La forma partito deve soprattutto realizzare il dettato Costituzionale,
deve cioè concorrere con metodo democratico a realizzare la politica
Nazionale. "... Non basta aggiornare la struttura organizzativa,
adeguarla ad un rapporto diverso dal passato con la società e con le
istituzioni. Bisogna recuperare la funzione del partito prevista dalla
Costituzione e superare le degenerazioni della partitocrazia".

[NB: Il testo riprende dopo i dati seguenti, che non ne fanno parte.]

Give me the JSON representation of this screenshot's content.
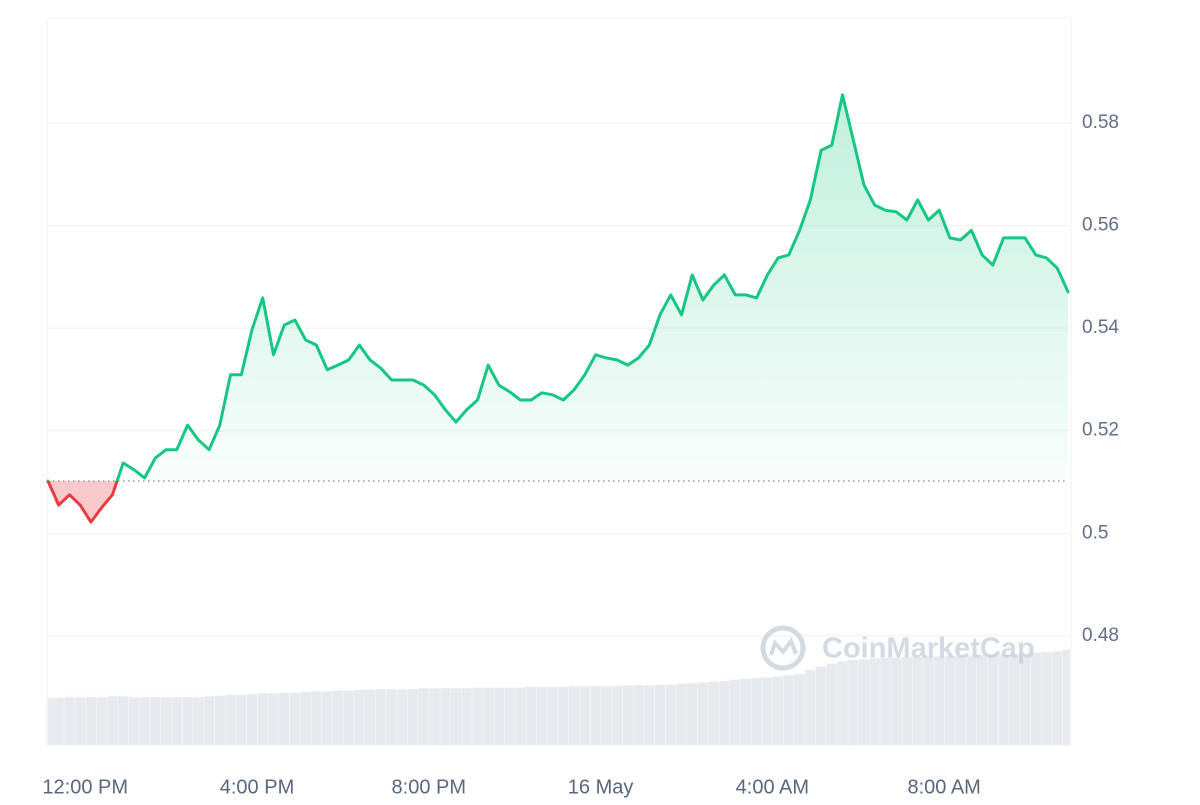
{
  "chart_data": {
    "type": "line",
    "categories": [
      null,
      null,
      null,
      "12:00 PM",
      null,
      null,
      null,
      null,
      null,
      null,
      null,
      null,
      null,
      null,
      null,
      null,
      null,
      null,
      null,
      "4:00 PM",
      null,
      null,
      null,
      null,
      null,
      null,
      null,
      null,
      null,
      null,
      null,
      null,
      null,
      null,
      null,
      "8:00 PM",
      null,
      null,
      null,
      null,
      null,
      null,
      null,
      null,
      null,
      null,
      null,
      null,
      null,
      null,
      null,
      "16 May",
      null,
      null,
      null,
      null,
      null,
      null,
      null,
      null,
      null,
      null,
      null,
      null,
      null,
      null,
      null,
      "4:00 AM",
      null,
      null,
      null,
      null,
      null,
      null,
      null,
      null,
      null,
      null,
      null,
      null,
      null,
      null,
      null,
      "8:00 AM",
      null,
      null,
      null,
      null,
      null,
      null,
      null,
      null,
      null,
      null,
      null,
      null
    ],
    "series": [
      {
        "name": "Price",
        "up_color": "#16c784",
        "down_color": "#ea3943",
        "values": [
          0.5102,
          0.5055,
          0.5075,
          0.5055,
          0.5022,
          0.505,
          0.5075,
          0.5137,
          0.5124,
          0.5108,
          0.5147,
          0.5163,
          0.5163,
          0.5211,
          0.5182,
          0.5163,
          0.5211,
          0.5309,
          0.5309,
          0.5397,
          0.5459,
          0.5348,
          0.5406,
          0.5416,
          0.5377,
          0.5367,
          0.5319,
          0.5328,
          0.5338,
          0.5367,
          0.5338,
          0.5322,
          0.5299,
          0.5299,
          0.5299,
          0.5289,
          0.527,
          0.5241,
          0.5217,
          0.5241,
          0.526,
          0.5328,
          0.5289,
          0.5276,
          0.526,
          0.526,
          0.5274,
          0.527,
          0.526,
          0.528,
          0.5309,
          0.5348,
          0.5342,
          0.5338,
          0.5328,
          0.5342,
          0.5367,
          0.5426,
          0.5465,
          0.5426,
          0.5504,
          0.5455,
          0.5484,
          0.5504,
          0.5465,
          0.5465,
          0.5459,
          0.5504,
          0.5537,
          0.5543,
          0.5591,
          0.565,
          0.5747,
          0.5757,
          0.5855,
          0.5767,
          0.5679,
          0.564,
          0.563,
          0.5627,
          0.5611,
          0.565,
          0.5611,
          0.563,
          0.5576,
          0.5572,
          0.5591,
          0.5543,
          0.5523,
          0.5576,
          0.5576,
          0.5576,
          0.5543,
          0.5537,
          0.5517,
          0.5471
        ]
      },
      {
        "name": "Volume",
        "color": "#e6e9ee",
        "axis": "y2",
        "values": [
          6.5,
          6.5,
          6.6,
          6.6,
          6.6,
          6.6,
          6.7,
          6.7,
          6.6,
          6.6,
          6.6,
          6.6,
          6.6,
          6.6,
          6.6,
          6.7,
          6.8,
          6.9,
          6.9,
          7.0,
          7.1,
          7.1,
          7.2,
          7.2,
          7.3,
          7.4,
          7.4,
          7.5,
          7.5,
          7.6,
          7.6,
          7.7,
          7.7,
          7.7,
          7.7,
          7.8,
          7.8,
          7.8,
          7.8,
          7.8,
          7.9,
          7.9,
          7.9,
          7.9,
          7.9,
          8.0,
          8.0,
          8.0,
          8.0,
          8.1,
          8.1,
          8.1,
          8.1,
          8.1,
          8.2,
          8.2,
          8.2,
          8.3,
          8.3,
          8.4,
          8.5,
          8.6,
          8.7,
          8.8,
          9.0,
          9.1,
          9.2,
          9.3,
          9.4,
          9.6,
          9.8,
          10.3,
          10.8,
          11.2,
          11.5,
          11.7,
          11.8,
          11.9,
          12.0,
          12.0,
          12.1,
          12.1,
          12.2,
          12.2,
          12.3,
          12.3,
          12.3,
          12.4,
          12.4,
          12.5,
          12.5,
          12.6,
          12.7,
          12.8,
          12.9,
          13.1
        ]
      }
    ],
    "baseline": 0.5102,
    "ylim": [
      0.4587,
      0.6005
    ],
    "yticks": [
      0.48,
      0.5,
      0.52,
      0.54,
      0.56,
      0.58
    ],
    "y2lim": [
      0,
      100
    ],
    "grid": true,
    "watermark": "CoinMarketCap"
  }
}
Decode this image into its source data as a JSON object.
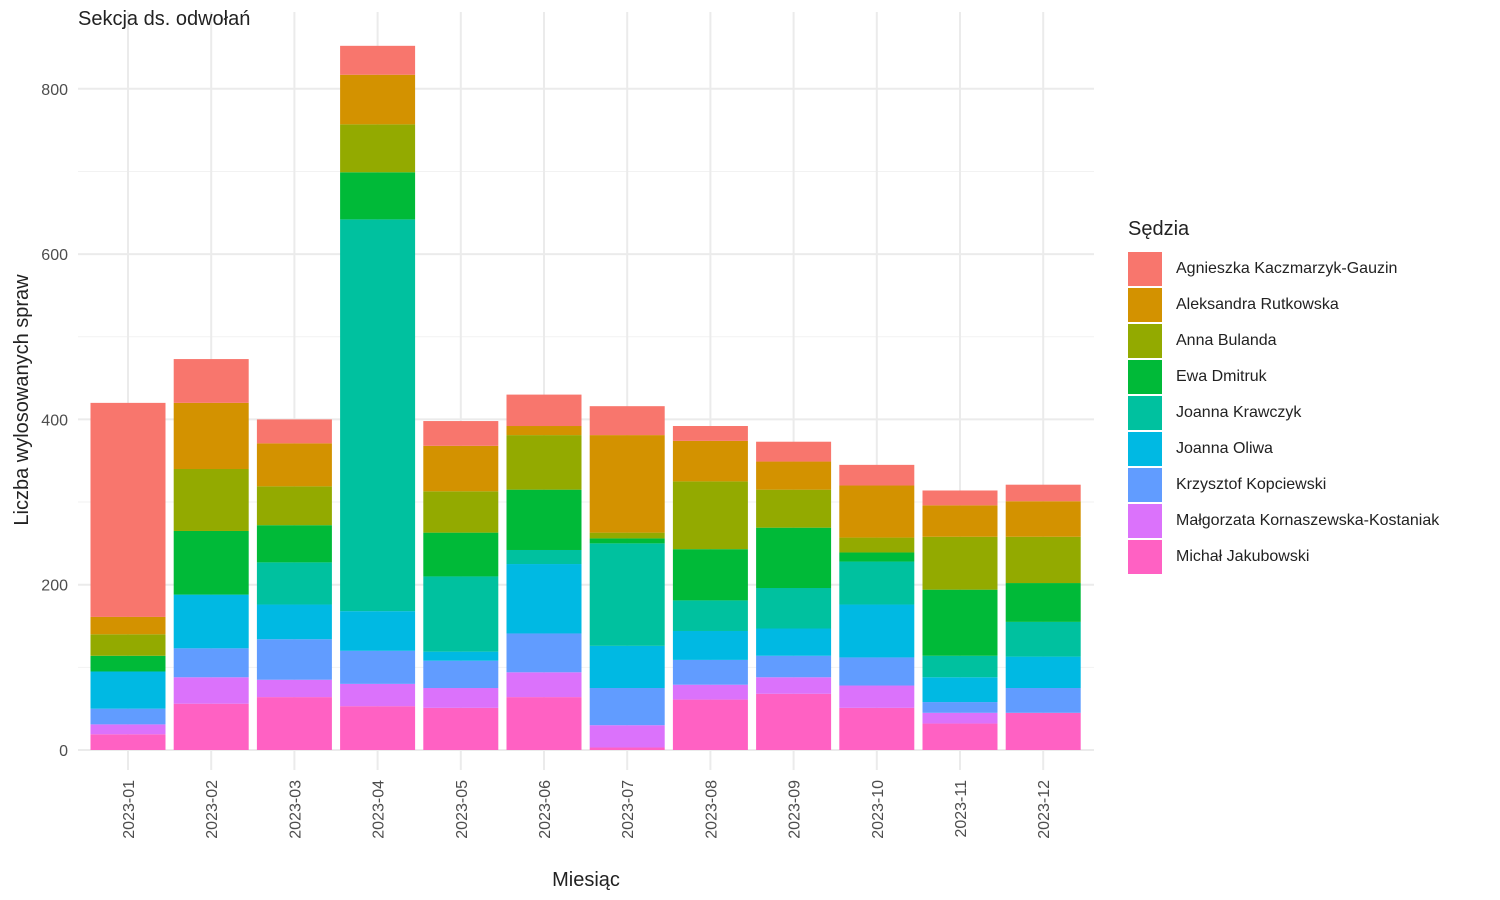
{
  "chart_data": {
    "type": "bar",
    "stacked": true,
    "title": "Sekcja ds. odwołań",
    "xlabel": "Miesiąc",
    "ylabel": "Liczba wylosowanych spraw",
    "ylim": [
      0,
      860
    ],
    "yticks": [
      0,
      200,
      400,
      600,
      800
    ],
    "grid": true,
    "legend_title": "Sędzia",
    "legend_position": "right",
    "categories": [
      "2023-01",
      "2023-02",
      "2023-03",
      "2023-04",
      "2023-05",
      "2023-06",
      "2023-07",
      "2023-08",
      "2023-09",
      "2023-10",
      "2023-11",
      "2023-12"
    ],
    "series": [
      {
        "name": "Michał Jakubowski",
        "color": "#FF61C3",
        "values": [
          19,
          56,
          64,
          53,
          51,
          64,
          3,
          61,
          68,
          51,
          32,
          45
        ]
      },
      {
        "name": "Małgorzata Kornaszewska-Kostaniak",
        "color": "#DB72FB",
        "values": [
          12,
          32,
          21,
          27,
          24,
          30,
          27,
          18,
          20,
          27,
          13,
          0
        ]
      },
      {
        "name": "Krzysztof Kopciewski",
        "color": "#619CFF",
        "values": [
          19,
          35,
          49,
          40,
          33,
          47,
          45,
          30,
          26,
          34,
          13,
          30
        ]
      },
      {
        "name": "Joanna Oliwa",
        "color": "#00B9E3",
        "values": [
          45,
          65,
          42,
          48,
          11,
          84,
          51,
          35,
          33,
          64,
          30,
          38
        ]
      },
      {
        "name": "Joanna Krawczyk",
        "color": "#00C19F",
        "values": [
          0,
          0,
          51,
          474,
          91,
          17,
          124,
          37,
          49,
          52,
          26,
          42
        ]
      },
      {
        "name": "Ewa Dmitruk",
        "color": "#00BA38",
        "values": [
          19,
          77,
          45,
          57,
          53,
          73,
          6,
          62,
          73,
          11,
          80,
          47
        ]
      },
      {
        "name": "Anna Bulanda",
        "color": "#93AA00",
        "values": [
          26,
          75,
          47,
          58,
          50,
          66,
          7,
          82,
          46,
          18,
          64,
          56
        ]
      },
      {
        "name": "Aleksandra Rutkowska",
        "color": "#D39200",
        "values": [
          21,
          80,
          52,
          60,
          55,
          11,
          118,
          49,
          34,
          63,
          38,
          43
        ]
      },
      {
        "name": "Agnieszka Kaczmarzyk-Gauzin",
        "color": "#F8766D",
        "values": [
          259,
          53,
          29,
          35,
          30,
          38,
          35,
          18,
          24,
          25,
          18,
          20
        ]
      }
    ]
  }
}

Le carenze del PPI sono ben evidenti nella visione di Granelli. E non solo
quelle, poiché constata con estrema lucidità che "... si diffonde in
tutti i partiti un pragmatismo senza principi, si tagliano le radici con il
passato, si abbandona la riflessione culturale. I popolari dovrebbero fare
il contrario per ridare alla politica speranza e tensione ideale. Poco o
nulla si è fatto in questa direzione. manca al PPI una rivista di pensiero,
non ci sono centri studi, la formazione dei quadri non è più un
obiettivo".
"Un partito si qualifica per le proposte che fa sulla base dei propri
valori non per affermazioni di principio che non trovano risconto nei suoi
comportamenti".
L'altra assillante esigenza era la costruzione della coalizione di centro
sinistra, coalizione per lui priva di una qualsiasi altra alternativa.

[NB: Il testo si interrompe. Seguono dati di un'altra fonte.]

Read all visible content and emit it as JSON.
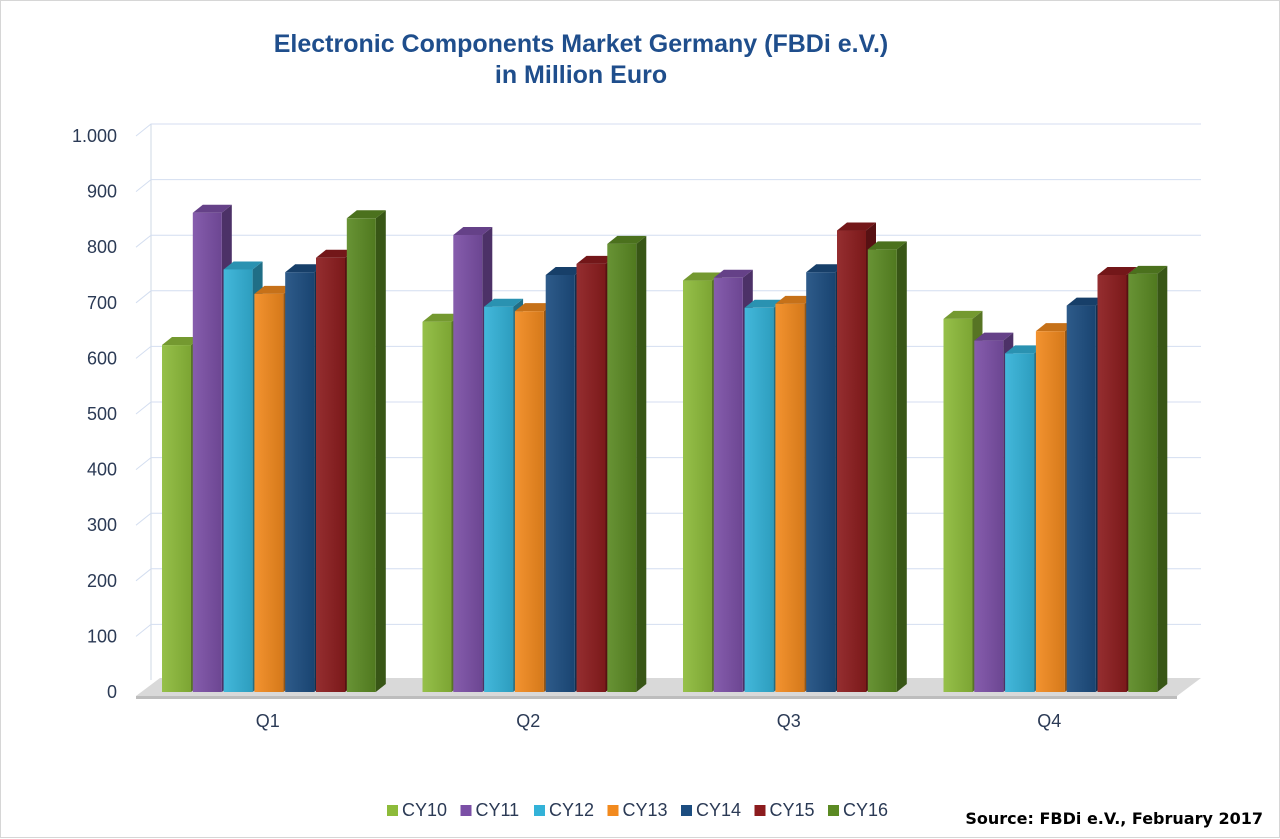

"Va rivendicato il diritto dei partiti a definire senza
condizionamenti in un rapporto aperto con i democratici di Prodi, la
piattaforma programmatica e politica per la prossima legislatura, il tipo di
coalizione tra le forze diverse di presentare agli elettori in continuità
con le scelte del 1996, l'indicazione collegiale di un Premier
rappresentativo dell'intera maggioranza. Non ci sono per i popolari
alternative a destra. La scelta di fondo resta quella del centro-sinistra.
E' il modo di essere nel centro-sinistra che va definito con chiarezza e che
esige il netto rifiuto dell'annessione in uno scontro blocco che la sinistra
e la destra vorrebbero imporre a tutti".
Queste sue istanze, espresse con la passione di sempre, rese drammatiche
dal sentore che di lì a poco non avrebbe potuto più occuparsi delle cose
terrene, sono oggi ancora intensamente attuali.

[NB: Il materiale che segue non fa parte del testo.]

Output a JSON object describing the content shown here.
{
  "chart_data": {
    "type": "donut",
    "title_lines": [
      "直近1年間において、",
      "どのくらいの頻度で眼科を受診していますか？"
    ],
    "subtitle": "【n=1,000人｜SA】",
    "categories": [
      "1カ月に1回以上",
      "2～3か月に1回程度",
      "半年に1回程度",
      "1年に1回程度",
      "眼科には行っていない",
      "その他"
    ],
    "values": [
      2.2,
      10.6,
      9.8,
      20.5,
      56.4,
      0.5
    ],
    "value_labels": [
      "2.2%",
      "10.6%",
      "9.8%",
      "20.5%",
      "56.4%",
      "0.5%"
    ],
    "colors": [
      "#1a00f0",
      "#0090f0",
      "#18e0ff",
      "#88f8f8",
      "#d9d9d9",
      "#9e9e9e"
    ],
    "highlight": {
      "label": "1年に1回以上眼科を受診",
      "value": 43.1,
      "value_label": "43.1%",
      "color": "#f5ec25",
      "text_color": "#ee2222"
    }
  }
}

Ci auguriamo di non dover conoscere ancora la stessa amarezza provata da
Luigi Granelli: "Chi mi ha letto ... conosce le mie opinioni che ho
divulgato senza risparmio di energia. Ho registrato riscontri confortanti da
militanti e iscritti e, al contrario, un assordante silenzio dei dirigenti
nazionali ed anche periferici che non hanno raccolto nemmeno le mie
provocazioni".
Questa dura requisitoria contro una classe dirigente sensibile più alle
esigenze di una palese autoreferenzialità che allo sviluppo di una
progettualità riferita alla società in cui vive ha ancor oggi un rilevante
segno di attualità ed appare ancora una precisa indicazione profetica.